Martin Brock, in response to this post, writes:
Still, the median debt is up 151% since 1989, adjusted for inflation,
and if the "wealth effect" theory of the personal saving rate is
correct, much of this increase is consumer debt (the cars and such). I
don’t see how the clarification makes this increase any less gloomy.
Maybe it’s not very gloomy at all, but if it’s gloomy before the
clarification, it’s still gloomy after.
It’s funny how numbers can be used to scare and mislead. One hundred and fifty one percent seems like a big increase. But the size of that number tells you nothing. It does sound scary. But it tells you nothing. Nothing. All it tells you is that in 1989, the median family with debt had debt of 22,000. In 2004, the median family with debt had debt of 55,000. Good or bad news? You can’t tell. It tells you nothing by itself. It could mean people are living more and more beyond their means. It could mean that people have more wealth and income and are buying bigger houses and nicer cars. There is nothing inherently gloomy or cheerful until you know more information.

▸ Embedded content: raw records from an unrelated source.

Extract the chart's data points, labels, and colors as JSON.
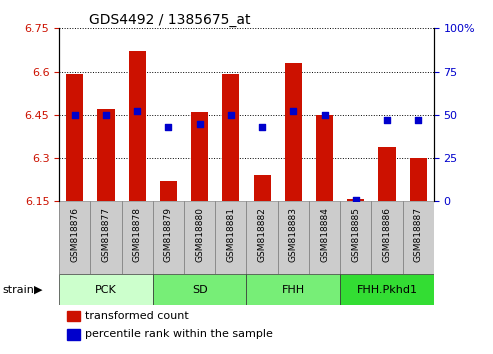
{
  "title": "GDS4492 / 1385675_at",
  "samples": [
    "GSM818876",
    "GSM818877",
    "GSM818878",
    "GSM818879",
    "GSM818880",
    "GSM818881",
    "GSM818882",
    "GSM818883",
    "GSM818884",
    "GSM818885",
    "GSM818886",
    "GSM818887"
  ],
  "transformed_count": [
    6.59,
    6.47,
    6.67,
    6.22,
    6.46,
    6.59,
    6.24,
    6.63,
    6.45,
    6.16,
    6.34,
    6.3
  ],
  "percentile_rank": [
    50,
    50,
    52,
    43,
    45,
    50,
    43,
    52,
    50,
    1,
    47,
    47
  ],
  "bar_color": "#cc1100",
  "dot_color": "#0000cc",
  "ylim_left": [
    6.15,
    6.75
  ],
  "ylim_right": [
    0,
    100
  ],
  "yticks_left": [
    6.15,
    6.3,
    6.45,
    6.6,
    6.75
  ],
  "yticks_right": [
    0,
    25,
    50,
    75,
    100
  ],
  "ytick_labels_left": [
    "6.15",
    "6.3",
    "6.45",
    "6.6",
    "6.75"
  ],
  "ytick_labels_right": [
    "0",
    "25",
    "50",
    "75",
    "100%"
  ],
  "groups": [
    {
      "label": "PCK",
      "start": 0,
      "end": 3,
      "color": "#ccffcc"
    },
    {
      "label": "SD",
      "start": 3,
      "end": 6,
      "color": "#77ee77"
    },
    {
      "label": "FHH",
      "start": 6,
      "end": 9,
      "color": "#77ee77"
    },
    {
      "label": "FHH.Pkhd1",
      "start": 9,
      "end": 12,
      "color": "#33dd33"
    }
  ],
  "strain_label": "strain",
  "legend_items": [
    {
      "label": "transformed count",
      "color": "#cc1100"
    },
    {
      "label": "percentile rank within the sample",
      "color": "#0000cc"
    }
  ],
  "bar_width": 0.55,
  "tick_cell_color": "#cccccc",
  "background_color": "#ffffff"
}
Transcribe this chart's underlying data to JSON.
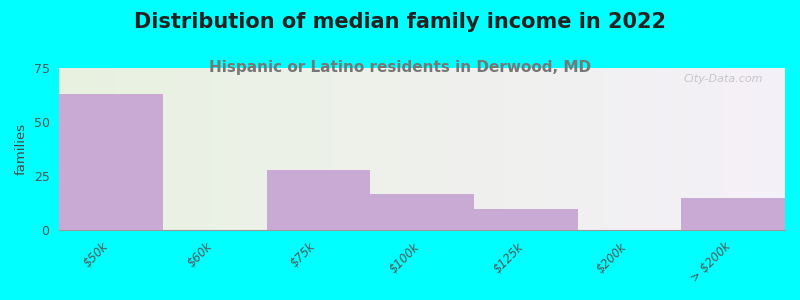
{
  "title": "Distribution of median family income in 2022",
  "subtitle": "Hispanic or Latino residents in Derwood, MD",
  "categories": [
    "$50k",
    "$60k",
    "$75k",
    "$100k",
    "$125k",
    "$200k",
    "> $200k"
  ],
  "values": [
    63,
    0,
    28,
    17,
    10,
    0,
    15
  ],
  "bar_color": "#c9aad4",
  "ylabel": "families",
  "ylim": [
    0,
    75
  ],
  "yticks": [
    0,
    25,
    50,
    75
  ],
  "background_color": "#00ffff",
  "plot_bg_color": "#e8f2e0",
  "title_fontsize": 15,
  "subtitle_fontsize": 11,
  "subtitle_color": "#777777",
  "watermark": "City-Data.com"
}
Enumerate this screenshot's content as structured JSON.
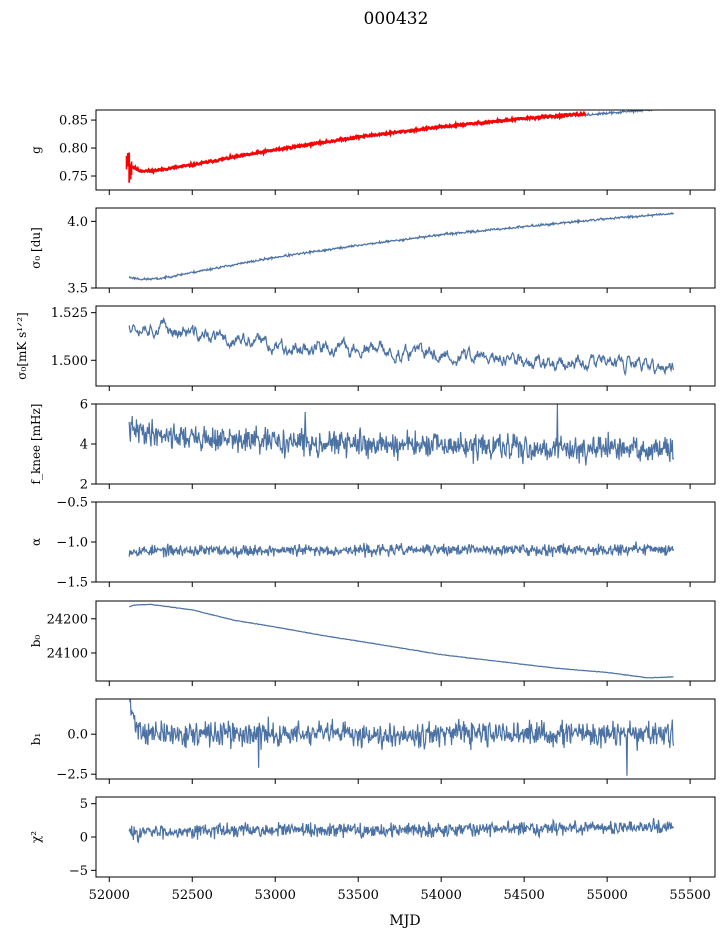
{
  "chart_data": {
    "type": "line",
    "title": "000432",
    "xlabel": "MJD",
    "xlim": [
      51920,
      55650
    ],
    "xticks": [
      52000,
      52500,
      53000,
      53500,
      54000,
      54500,
      55000,
      55500
    ],
    "x_range": [
      52120,
      55400
    ],
    "line_color": "#4c72a4",
    "overlay_color": "#ff0000",
    "panels": [
      {
        "id": "g",
        "ylabel": "g",
        "ylim": [
          0.725,
          0.868
        ],
        "yticks": [
          0.75,
          0.8,
          0.85
        ],
        "tick_labels": [
          "0.75",
          "0.80",
          "0.85"
        ],
        "trend": [
          [
            52120,
            0.768
          ],
          [
            52180,
            0.758
          ],
          [
            52250,
            0.757
          ],
          [
            52500,
            0.768
          ],
          [
            52750,
            0.782
          ],
          [
            53000,
            0.795
          ],
          [
            53500,
            0.818
          ],
          [
            54000,
            0.836
          ],
          [
            54500,
            0.851
          ],
          [
            55000,
            0.862
          ],
          [
            55400,
            0.872
          ]
        ],
        "noise": 0.0015,
        "seed": 11,
        "overlay": {
          "series": "red",
          "x_end": 54870,
          "offset": 0.002,
          "spike": {
            "x": 52120,
            "min": 0.738,
            "max": 0.792
          }
        }
      },
      {
        "id": "sigma0",
        "ylabel": "σ₀ [du]",
        "ylim": [
          3.5,
          4.1
        ],
        "yticks": [
          3.5,
          4.0
        ],
        "tick_labels": [
          "3.5",
          "4.0"
        ],
        "trend": [
          [
            52120,
            3.58
          ],
          [
            52200,
            3.565
          ],
          [
            52300,
            3.57
          ],
          [
            52600,
            3.64
          ],
          [
            53000,
            3.73
          ],
          [
            53500,
            3.82
          ],
          [
            54000,
            3.9
          ],
          [
            54500,
            3.96
          ],
          [
            55000,
            4.02
          ],
          [
            55400,
            4.06
          ]
        ],
        "noise": 0.006,
        "seed": 23
      },
      {
        "id": "sigma0t",
        "ylabel": "σ₀[mK s¹ᐟ²]",
        "ylim": [
          1.4865,
          1.5285
        ],
        "yticks": [
          1.5,
          1.525
        ],
        "tick_labels": [
          "1.500",
          "1.525"
        ],
        "trend": [
          [
            52120,
            1.5195
          ],
          [
            52300,
            1.5175
          ],
          [
            52600,
            1.512
          ],
          [
            53000,
            1.508
          ],
          [
            53500,
            1.505
          ],
          [
            54000,
            1.503
          ],
          [
            54500,
            1.4995
          ],
          [
            55000,
            1.4985
          ],
          [
            55400,
            1.4955
          ]
        ],
        "noise": 0.0012,
        "smooth": 0.25,
        "seed": 37
      },
      {
        "id": "fknee",
        "ylabel": "f_knee [mHz]",
        "ylim": [
          2,
          6
        ],
        "yticks": [
          2,
          4,
          6
        ],
        "tick_labels": [
          "2",
          "4",
          "6"
        ],
        "trend": [
          [
            52120,
            4.7
          ],
          [
            52500,
            4.3
          ],
          [
            53000,
            4.1
          ],
          [
            53500,
            4.0
          ],
          [
            54000,
            3.9
          ],
          [
            54500,
            3.8
          ],
          [
            55400,
            3.7
          ]
        ],
        "noise": 0.45,
        "spikes": [
          [
            54700,
            6.0
          ],
          [
            53180,
            5.6
          ],
          [
            52140,
            5.4
          ]
        ],
        "seed": 41
      },
      {
        "id": "alpha",
        "ylabel": "α",
        "ylim": [
          -1.5,
          -0.5
        ],
        "yticks": [
          -1.5,
          -1.0,
          -0.5
        ],
        "tick_labels": [
          "−1.5",
          "−1.0",
          "−0.5"
        ],
        "trend": [
          [
            52120,
            -1.11
          ],
          [
            55400,
            -1.09
          ]
        ],
        "noise": 0.05,
        "seed": 53
      },
      {
        "id": "b0",
        "ylabel": "b₀",
        "ylim": [
          24018,
          24252
        ],
        "yticks": [
          24100,
          24200
        ],
        "tick_labels": [
          "24100",
          "24200"
        ],
        "trend": [
          [
            52120,
            24235
          ],
          [
            52150,
            24240
          ],
          [
            52250,
            24242
          ],
          [
            52500,
            24226
          ],
          [
            52750,
            24196
          ],
          [
            53000,
            24176
          ],
          [
            53300,
            24150
          ],
          [
            53600,
            24127
          ],
          [
            54000,
            24095
          ],
          [
            54300,
            24078
          ],
          [
            54700,
            24055
          ],
          [
            55000,
            24043
          ],
          [
            55250,
            24027
          ],
          [
            55400,
            24030
          ]
        ],
        "noise": 0.6,
        "seed": 61
      },
      {
        "id": "b1",
        "ylabel": "b₁",
        "ylim": [
          -2.8,
          2.2
        ],
        "yticks": [
          -2.5,
          0.0
        ],
        "tick_labels": [
          "−2.5",
          "0.0"
        ],
        "trend": [
          [
            52120,
            0.0
          ],
          [
            55400,
            0.0
          ]
        ],
        "noise": 0.55,
        "decay": {
          "amp": 2.1,
          "tau": 35
        },
        "spikes": [
          [
            55120,
            -2.6
          ],
          [
            52900,
            -2.1
          ]
        ],
        "seed": 71
      },
      {
        "id": "chi2",
        "ylabel": "χ²",
        "ylim": [
          -6,
          6
        ],
        "yticks": [
          -5,
          0,
          5
        ],
        "tick_labels": [
          "−5",
          "0",
          "5"
        ],
        "trend": [
          [
            52120,
            0.6
          ],
          [
            52500,
            1.0
          ],
          [
            53500,
            1.0
          ],
          [
            54500,
            1.3
          ],
          [
            55400,
            1.6
          ]
        ],
        "noise": 0.75,
        "seed": 83
      }
    ]
  }
}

The fact that net worth is up from 68,000 to 93,000 makes it more likely that it’s cheery. But let’s look a little deeper. Here’s another chart from the Federal Reserve Board’s Survey of Consumer Finances, the source of all of these data:
Look at the line called Goods and Services. Flat. That’s trying to measure people living beyond their means, using debt to buy furniture, food and so on. That’s the line the Washington Post should have used to look at whether debt was being used for what the article called "day-to-day expenses." What this chart shows is that the increase in debt is due to people buying bigger houses and investing in a little more education.